Tissue Array Preparation: We followed the methods described by Wang et al.28. In brief, the Quick-Ray® UT-06 (Unitma Co., Ltd., Seoul, Korea) tissue microarray system and the Quick-Ray premade recipient block (UB-06) wax model were used to prepare tissue specimens (1 mm in diameter). Two representative sites from each breast cancer tissue sample were selected for sampling. IHC Analysis: IHC staining of paraffin-embedded tissue sections used the Envision System (Dako, Glostrup, Denmark), as described previously25,26. Primary antibodies consisted of anti-WTAP rabbit monoclonal antibody (clone EPR18744, diluted at 1:3200; Abcam, Cambridge, England), ready-to-use anti-ER rabbit monoclonal antibody (clone SP1, Dako), ready-to-use anti-PR mouse monoclonal antibody (clone PgR636, Dako), ready-to-use anti-Podoplanin mouse monoclonal antibody (clone D2-40, Dako) and HercepTest (Dako). The secondary antibody was Dako’s HRP rabbit/mouse universal antibody (Dako, Glostrup, Denmark). The negative control was incubated with vehicle then with secondary antibody, without primary antibody.

Assessment of staining

WTAP staining in breast tissues was practically uniform throughout all tumor cells, so we needed to only evaluate WTAP staining intensity. The intensity of nuclear staining for WTAP was assessed in breast tissue and scored on a 4-point scale from 0 (negative) to 1 (weak), 2 (moderate), or 3 (strong)29,13; high WTAP expression was defined as a nuclear staining intensity of 313. A case was considered to be ER- or PR-positive when the percentage of positive invasive cancer cells (nuclear staining) was ≥ 1%30. HER2 status was determined by the 2018 American Society of Clinical Oncology/College of American Pathologists guidelines for HER2 testing in breast cancer31. Each entire section was scanned and scored independently by two pathologists.

Patient follow-up

Patients were followed-up using previously described methods27,28. In brief, each patient was followed-up postoperatively by telephone call and thereafter at 6-monthly hospital appointments; follow-up was discontinued in the event of the patient’s death.
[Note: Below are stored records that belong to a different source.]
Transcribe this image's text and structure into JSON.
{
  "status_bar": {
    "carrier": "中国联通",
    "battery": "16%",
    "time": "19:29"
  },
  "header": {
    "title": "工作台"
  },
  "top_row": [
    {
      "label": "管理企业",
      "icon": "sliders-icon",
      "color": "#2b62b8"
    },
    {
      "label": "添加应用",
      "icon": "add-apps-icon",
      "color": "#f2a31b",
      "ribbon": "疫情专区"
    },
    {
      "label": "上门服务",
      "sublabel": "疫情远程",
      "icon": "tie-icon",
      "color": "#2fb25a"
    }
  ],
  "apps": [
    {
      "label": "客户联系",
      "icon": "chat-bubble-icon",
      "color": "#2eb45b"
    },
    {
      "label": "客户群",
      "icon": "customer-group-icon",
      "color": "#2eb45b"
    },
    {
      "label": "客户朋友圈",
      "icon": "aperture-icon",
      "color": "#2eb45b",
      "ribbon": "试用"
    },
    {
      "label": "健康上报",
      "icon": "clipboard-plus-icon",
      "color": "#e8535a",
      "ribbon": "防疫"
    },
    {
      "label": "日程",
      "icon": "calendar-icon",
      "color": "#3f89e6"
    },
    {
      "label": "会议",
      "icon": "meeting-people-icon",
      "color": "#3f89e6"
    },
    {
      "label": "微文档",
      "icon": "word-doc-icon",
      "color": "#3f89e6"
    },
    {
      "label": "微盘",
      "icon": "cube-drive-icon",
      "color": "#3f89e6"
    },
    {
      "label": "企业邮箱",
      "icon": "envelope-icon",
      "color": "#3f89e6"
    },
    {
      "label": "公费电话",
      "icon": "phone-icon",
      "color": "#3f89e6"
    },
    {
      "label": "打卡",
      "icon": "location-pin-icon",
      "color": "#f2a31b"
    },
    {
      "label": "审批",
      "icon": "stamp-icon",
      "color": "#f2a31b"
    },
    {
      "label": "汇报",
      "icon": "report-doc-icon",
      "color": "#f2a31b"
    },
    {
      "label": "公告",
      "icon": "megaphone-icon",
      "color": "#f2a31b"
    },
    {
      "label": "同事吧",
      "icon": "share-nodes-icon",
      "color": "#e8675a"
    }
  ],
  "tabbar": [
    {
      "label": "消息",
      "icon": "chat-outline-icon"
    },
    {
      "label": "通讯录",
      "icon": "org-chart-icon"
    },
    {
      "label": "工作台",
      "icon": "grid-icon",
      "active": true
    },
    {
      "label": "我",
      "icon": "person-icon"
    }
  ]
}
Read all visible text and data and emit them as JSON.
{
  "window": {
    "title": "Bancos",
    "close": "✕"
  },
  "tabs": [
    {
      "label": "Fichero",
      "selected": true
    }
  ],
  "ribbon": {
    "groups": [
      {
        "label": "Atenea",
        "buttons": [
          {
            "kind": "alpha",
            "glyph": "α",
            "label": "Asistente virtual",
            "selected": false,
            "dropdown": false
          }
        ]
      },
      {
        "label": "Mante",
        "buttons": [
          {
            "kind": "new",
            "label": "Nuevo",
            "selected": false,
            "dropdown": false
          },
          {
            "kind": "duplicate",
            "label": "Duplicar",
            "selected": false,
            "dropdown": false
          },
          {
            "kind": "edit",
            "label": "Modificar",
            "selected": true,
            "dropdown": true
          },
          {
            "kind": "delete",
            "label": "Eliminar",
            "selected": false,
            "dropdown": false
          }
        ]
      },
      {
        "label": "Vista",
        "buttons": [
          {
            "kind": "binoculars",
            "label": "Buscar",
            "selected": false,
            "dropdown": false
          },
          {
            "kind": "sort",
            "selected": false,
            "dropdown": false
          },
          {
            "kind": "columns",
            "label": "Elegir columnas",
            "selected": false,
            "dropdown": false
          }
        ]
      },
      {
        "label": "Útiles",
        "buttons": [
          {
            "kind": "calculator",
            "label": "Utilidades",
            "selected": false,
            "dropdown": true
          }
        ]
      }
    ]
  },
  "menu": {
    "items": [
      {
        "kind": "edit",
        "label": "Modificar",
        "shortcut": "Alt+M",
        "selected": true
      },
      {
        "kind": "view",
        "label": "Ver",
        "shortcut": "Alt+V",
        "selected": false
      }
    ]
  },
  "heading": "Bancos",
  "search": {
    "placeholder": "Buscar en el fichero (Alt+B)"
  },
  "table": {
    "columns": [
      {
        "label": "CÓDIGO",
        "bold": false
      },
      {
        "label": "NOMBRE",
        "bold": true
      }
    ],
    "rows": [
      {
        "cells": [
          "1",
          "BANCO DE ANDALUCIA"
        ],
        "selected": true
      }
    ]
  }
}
A diagnosis of local breast cancer recurrence was made by clinical or histology results. Relapse-free survival (RFS) was defined as the time from surgery to relapse/metastasis; overall survival (OS) was the time from surgery to death (excluding non-tumor-related deaths); distant metastasis-free survival (DMFS) was the time from surgery to metastasis.

Flow diagram

A flowchart of the study methodology is shown in Fig. 3.

Figure 3
figure 3

Flow diagram of the study methodology.

Statistical analysis

Statistical analyses were conducted using SPSS software version 19.0 (SPSS Inc, Chicago, IL, USA). Between-group differences of WTAP expression were compared using a Pearson’s chi-square test for qualitative variables. Independent correlation factors of WTAP expression were assessed by multivariate logistic regression analysis. Relapse-free survival (RFS) and overall survival (OS) rates were estimated by the Kaplan–Meier method and compared using log-rank testing. P < 0.05 was considered to be statistically significant.